China responsabiliza EUA por tensões entre os dois países

PEQUIM - Os EUA são os responsáveis pelas recentes tensões entre Pequim e Washington e devem tomar a iniciativa para reparar as relações entre os dois países, disse neste domingo o premiê chinês Wen Jiabao, indicando que as duas potências ainda não superaram as últimas desavenças.

Reuters |

Wen afirmou que as ações dos EUA, incluindo a visita a Washington do líder tibetano, Dalai Lama, e a venda de armas para Taiwan violaram a soberania e a integridade territorial da China.

AFP
Fotos mostram premiê chinês gesticulando durante coletiva em Pequim

Fotos mostram premiê chinês gesticulando durante coletiva em Pequim

"A responsabilidade pelos problemas nas relações entre os EUA e a China não é do lado chinês, mas do americano," declarou Wen, durante entrevista a jornalistas, após evento parlamentar na China.
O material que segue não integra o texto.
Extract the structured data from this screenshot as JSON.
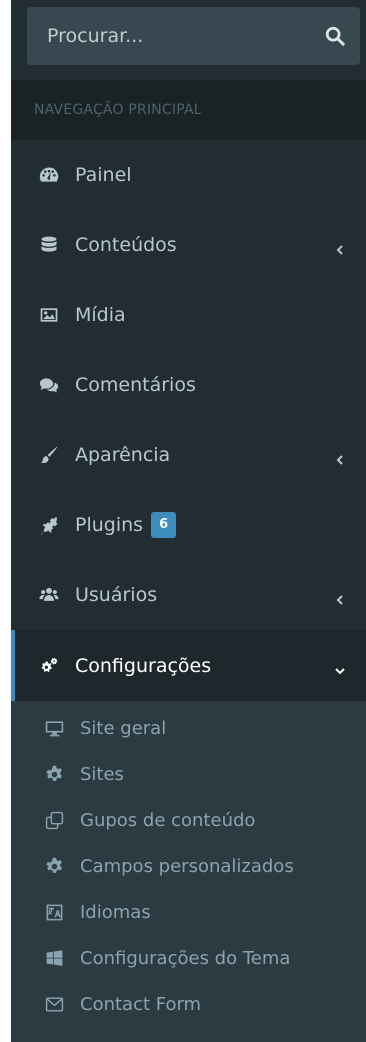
{
  "search": {
    "placeholder": "Procurar..."
  },
  "nav_header": "NAVEGAÇÃO PRINCIPAL",
  "menu": [
    {
      "label": "Painel",
      "icon": "dashboard-icon",
      "expandable": false
    },
    {
      "label": "Conteúdos",
      "icon": "database-icon",
      "expandable": true
    },
    {
      "label": "Mídia",
      "icon": "image-icon",
      "expandable": false
    },
    {
      "label": "Comentários",
      "icon": "comments-icon",
      "expandable": false
    },
    {
      "label": "Aparência",
      "icon": "paint-brush-icon",
      "expandable": true
    },
    {
      "label": "Plugins",
      "icon": "plug-icon",
      "badge": "6",
      "expandable": false
    },
    {
      "label": "Usuários",
      "icon": "users-icon",
      "expandable": true
    },
    {
      "label": "Configurações",
      "icon": "cogs-icon",
      "expandable": true,
      "active": true
    }
  ],
  "submenu": [
    {
      "label": "Site geral",
      "icon": "desktop-icon"
    },
    {
      "label": "Sites",
      "icon": "cog-icon"
    },
    {
      "label": "Gupos de conteúdo",
      "icon": "clone-icon"
    },
    {
      "label": "Campos personalizados",
      "icon": "cog-icon"
    },
    {
      "label": "Idiomas",
      "icon": "language-icon"
    },
    {
      "label": "Configurações do Tema",
      "icon": "windows-icon"
    },
    {
      "label": "Contact Form",
      "icon": "envelope-icon"
    }
  ],
  "colors": {
    "sidebar_bg": "#222d32",
    "header_bg": "#1a2226",
    "active_bg": "#1e282c",
    "submenu_bg": "#2c3b41",
    "accent": "#3c8dbc",
    "text": "#b8c7ce"
  }
}
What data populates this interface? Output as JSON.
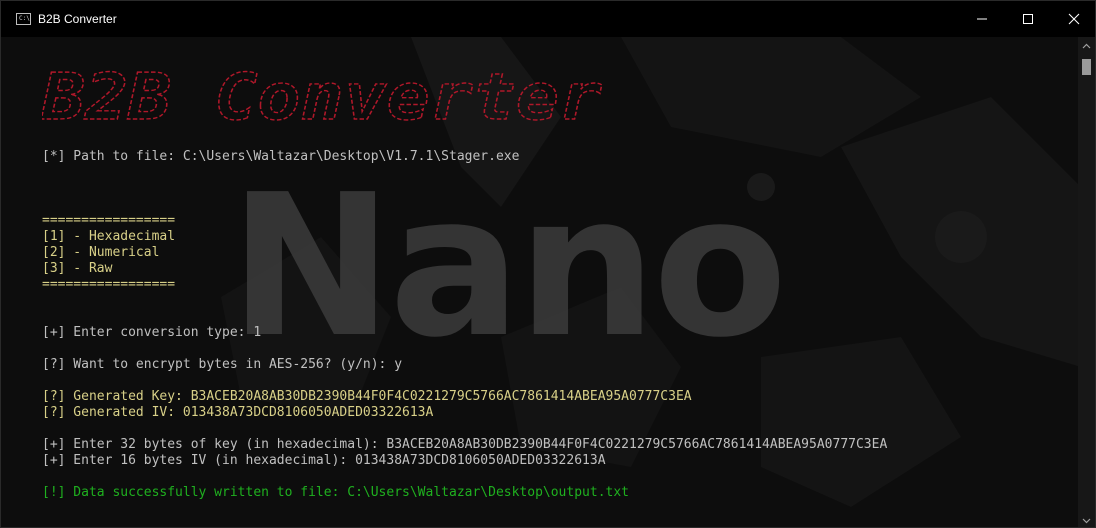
{
  "window": {
    "title": "B2B Converter",
    "app_icon_text": "C:\\",
    "controls": [
      "minimize-icon",
      "maximize-icon",
      "close-icon"
    ]
  },
  "background": {
    "watermark_text": "Nano",
    "watermark_color": "#3b3b3b"
  },
  "banner": {
    "text": "B2B Converter",
    "color": "#b0182a"
  },
  "console": {
    "path_line": "[*] Path to file: C:\\Users\\Waltazar\\Desktop\\V1.7.1\\Stager.exe",
    "menu_separator_top": "=================",
    "menu_options": [
      "[1] - Hexadecimal",
      "[2] - Numerical",
      "[3] - Raw"
    ],
    "menu_separator_bottom": "=================",
    "conversion_prompt": "[+] Enter conversion type: 1",
    "encrypt_prompt": "[?] Want to encrypt bytes in AES-256? (y/n): y",
    "generated_key": "[?] Generated Key: B3ACEB20A8AB30DB2390B44F0F4C0221279C5766AC7861414ABEA95A0777C3EA",
    "generated_iv": "[?] Generated IV: 013438A73DCD8106050ADED03322613A",
    "enter_key": "[+] Enter 32 bytes of key (in hexadecimal): B3ACEB20A8AB30DB2390B44F0F4C0221279C5766AC7861414ABEA95A0777C3EA",
    "enter_iv": "[+] Enter 16 bytes IV (in hexadecimal): 013438A73DCD8106050ADED03322613A",
    "success": "[!] Data successfully written to file: C:\\Users\\Waltazar\\Desktop\\output.txt"
  },
  "colors": {
    "text_default": "#c0c0c0",
    "text_yellow": "#d8d088",
    "text_green": "#1fb01f",
    "banner_red": "#b0182a"
  }
}
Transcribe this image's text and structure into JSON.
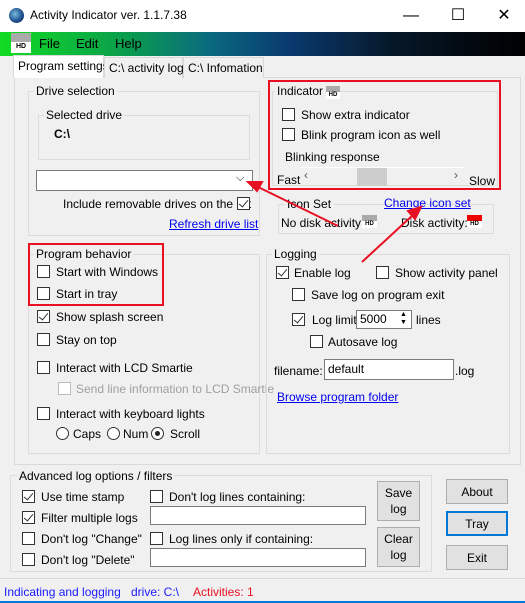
{
  "window": {
    "title": "Activity Indicator ver. 1.1.7.38",
    "minimize": "—",
    "maximize": "☐",
    "close": "✕"
  },
  "menu": {
    "icon_text": "HD",
    "items": [
      "File",
      "Edit",
      "Help"
    ]
  },
  "tabs": [
    "Program settings",
    "C:\\ activity log",
    "C:\\ Infomation"
  ],
  "drive": {
    "group": "Drive selection",
    "selected_label": "Selected drive",
    "selected_value": "C:\\",
    "combo_value": "",
    "include_removable": "Include removable drives on the list",
    "include_removable_checked": true,
    "refresh": "Refresh drive list"
  },
  "indicator": {
    "group": "Indicator",
    "show_extra": "Show extra indicator",
    "show_extra_checked": false,
    "blink": "Blink program icon as well",
    "blink_checked": false,
    "blinking_response": "Blinking response",
    "fast": "Fast",
    "slow": "Slow",
    "slider_position_percent": 40
  },
  "iconset": {
    "group": "Icon Set",
    "change": "Change icon set",
    "no_disk": "No disk activity:",
    "disk": "Disk activity:",
    "icon_text": "HD"
  },
  "behavior": {
    "group": "Program behavior",
    "start_windows": "Start with Windows",
    "start_tray": "Start in tray",
    "splash": "Show splash screen",
    "stay_top": "Stay on top",
    "lcd": "Interact with LCD Smartie",
    "lcd_send": "Send line information to LCD Smartie",
    "keyboard": "Interact with keyboard lights",
    "radios": [
      "Caps",
      "Num",
      "Scroll"
    ],
    "radio_selected": "Scroll"
  },
  "logging": {
    "group": "Logging",
    "enable": "Enable log",
    "show_panel": "Show activity panel",
    "save_exit": "Save log on program exit",
    "log_limit": "Log limit:",
    "limit_value": "5000",
    "lines": "lines",
    "autosave": "Autosave log",
    "filename_label": "filename:",
    "filename_value": "default",
    "ext": ".log",
    "browse": "Browse program folder"
  },
  "advanced": {
    "group": "Advanced log options / filters",
    "time_stamp": "Use time stamp",
    "filter_multiple": "Filter multiple logs",
    "no_change": "Don't log \"Change\"",
    "no_delete": "Don't log \"Delete\"",
    "dont_containing": "Don't log lines containing:",
    "only_containing": "Log lines only if containing:",
    "dont_value": "",
    "only_value": "",
    "save_log": "Save log",
    "clear_log": "Clear log"
  },
  "buttons": {
    "about": "About",
    "tray": "Tray",
    "exit": "Exit"
  },
  "status": {
    "mode": "Indicating and logging",
    "drive": "drive: C:\\",
    "activities": "Activities: 1"
  },
  "colors": {
    "highlight": "#e81123",
    "link": "#0000ee",
    "status_blue": "#1a1aff",
    "status_red": "#e81123"
  }
}
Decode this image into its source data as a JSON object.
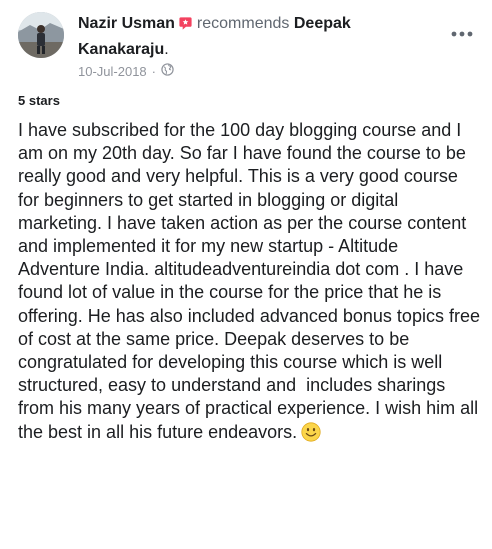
{
  "post": {
    "author": "Nazir Usman",
    "verb": "recommends",
    "target": "Deepak Kanakaraju",
    "target_suffix": ".",
    "date": "10-Jul-2018",
    "separator": "·",
    "privacy_icon": "globe-icon",
    "recommend_icon": "recommend-icon",
    "more_icon": "more-options-icon",
    "rating_label": "5 stars",
    "review_text": "I have subscribed for the 100 day blogging course and I am on my 20th day. So far I have found the course to be really good and very helpful. This is a very good course for beginners to get started in blogging or digital marketing. I have taken action as per the course content and implemented it for my new startup - Altitude Adventure India. altitudeadventureindia dot com . I have found lot of value in the course for the price that he is offering. He has also included advanced bonus topics free of cost at the same price. Deepak deserves to be congratulated for developing this course which is well structured, easy to understand and  includes sharings from his many years of practical experience. I wish him all the best in all his future endeavors.",
    "emoji_icon": "smiley-icon"
  },
  "colors": {
    "text": "#1c1e21",
    "secondary": "#606770",
    "muted": "#90949c",
    "recommend": "#f3425f"
  }
}
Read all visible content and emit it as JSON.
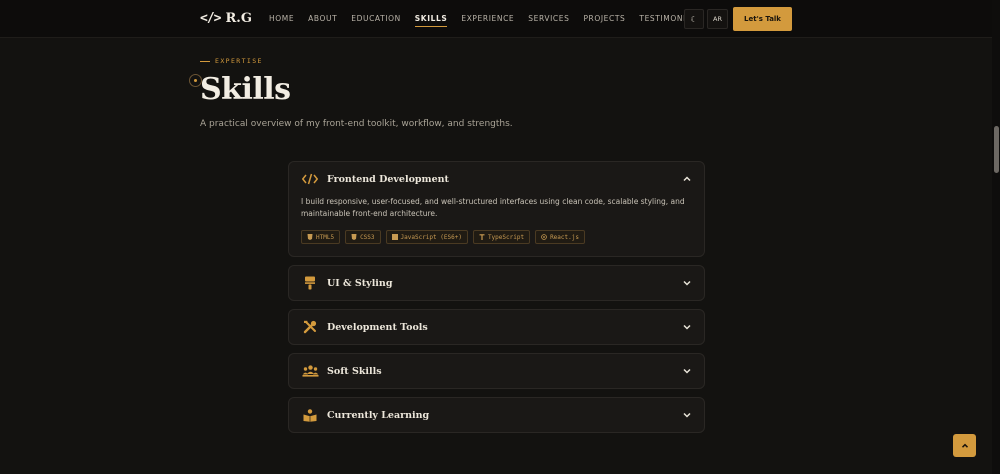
{
  "header": {
    "logo_glyph": "</>",
    "logo_text": "R.G",
    "nav": [
      "HOME",
      "ABOUT",
      "EDUCATION",
      "SKILLS",
      "EXPERIENCE",
      "SERVICES",
      "PROJECTS",
      "TESTIMONIALS"
    ],
    "active_nav": "SKILLS",
    "theme_icon": "☾",
    "lang_label": "AR",
    "cta_label": "Let's Talk"
  },
  "intro": {
    "eyebrow": "EXPERTISE",
    "title": "Skills",
    "subtitle": "A practical overview of my front-end toolkit, workflow, and strengths."
  },
  "skills": [
    {
      "icon": "code-icon",
      "title": "Frontend Development",
      "open": true,
      "description": "I build responsive, user-focused, and well-structured interfaces using clean code, scalable styling, and maintainable front-end architecture.",
      "tags": [
        {
          "icon": "html5-icon",
          "label": "HTML5"
        },
        {
          "icon": "css3-icon",
          "label": "CSS3"
        },
        {
          "icon": "javascript-icon",
          "label": "JavaScript (ES6+)"
        },
        {
          "icon": "typescript-icon",
          "label": "TypeScript"
        },
        {
          "icon": "react-icon",
          "label": "React.js"
        }
      ]
    },
    {
      "icon": "paint-roller-icon",
      "title": "UI & Styling",
      "open": false
    },
    {
      "icon": "tools-icon",
      "title": "Development Tools",
      "open": false
    },
    {
      "icon": "team-icon",
      "title": "Soft Skills",
      "open": false
    },
    {
      "icon": "book-reader-icon",
      "title": "Currently Learning",
      "open": false
    }
  ],
  "colors": {
    "accent": "#d39a3d",
    "background": "#131210",
    "panel": "#1a1816"
  }
}
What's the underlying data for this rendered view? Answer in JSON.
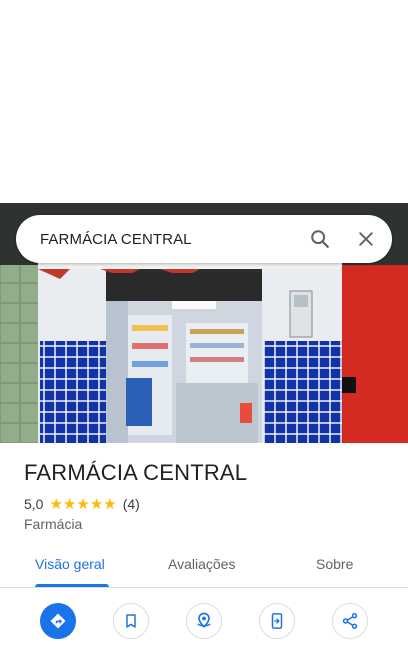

A China considera Taiwan sua província, a ser unificada pela força se necessário, e acusa o Dalai Lama de separatismo. Pequim e Washington também tiveram diferenças recentes por conta de comércio, câmbio e do controle chinês sobre a internet.

O premiê Wen não respondeu diretamente às perguntas sobre a ameaça do gigante Google de deixar a China por causa de censura.

Ele também não falou sobre os empregados da mineradora Rio Tinto que enfrentam processo no país por causa de corrupção.

O encontro com jornalistas após o evento parlamentar anual é uma oportunidade para Pequim estabelecer o tom de suas políticas.

Wen pressionou para que os países desenvolvidos flexibilizem os controles sobre exportação de alta tecnologia para a China e defendeu o iuan ancorado no dólar como um fator para a estabilidade global.

Nesta semana, o presidente dos EUA, Barack Obama, havia defendido uma taxa de câmbio "mais orientada pelo mercado" na China. Essas pressões, segundo Wen, não são produtivas.

O controle do Partido Comunista Chinês sobre dissidentes e oposição política também tem sido um tema controverso. Na sua pesquisa anual sobre direitos humanos em 194 países, o Departamento de Estado dos EUA afirmou que a China intensificou os esforços para suprimir informação da Internet.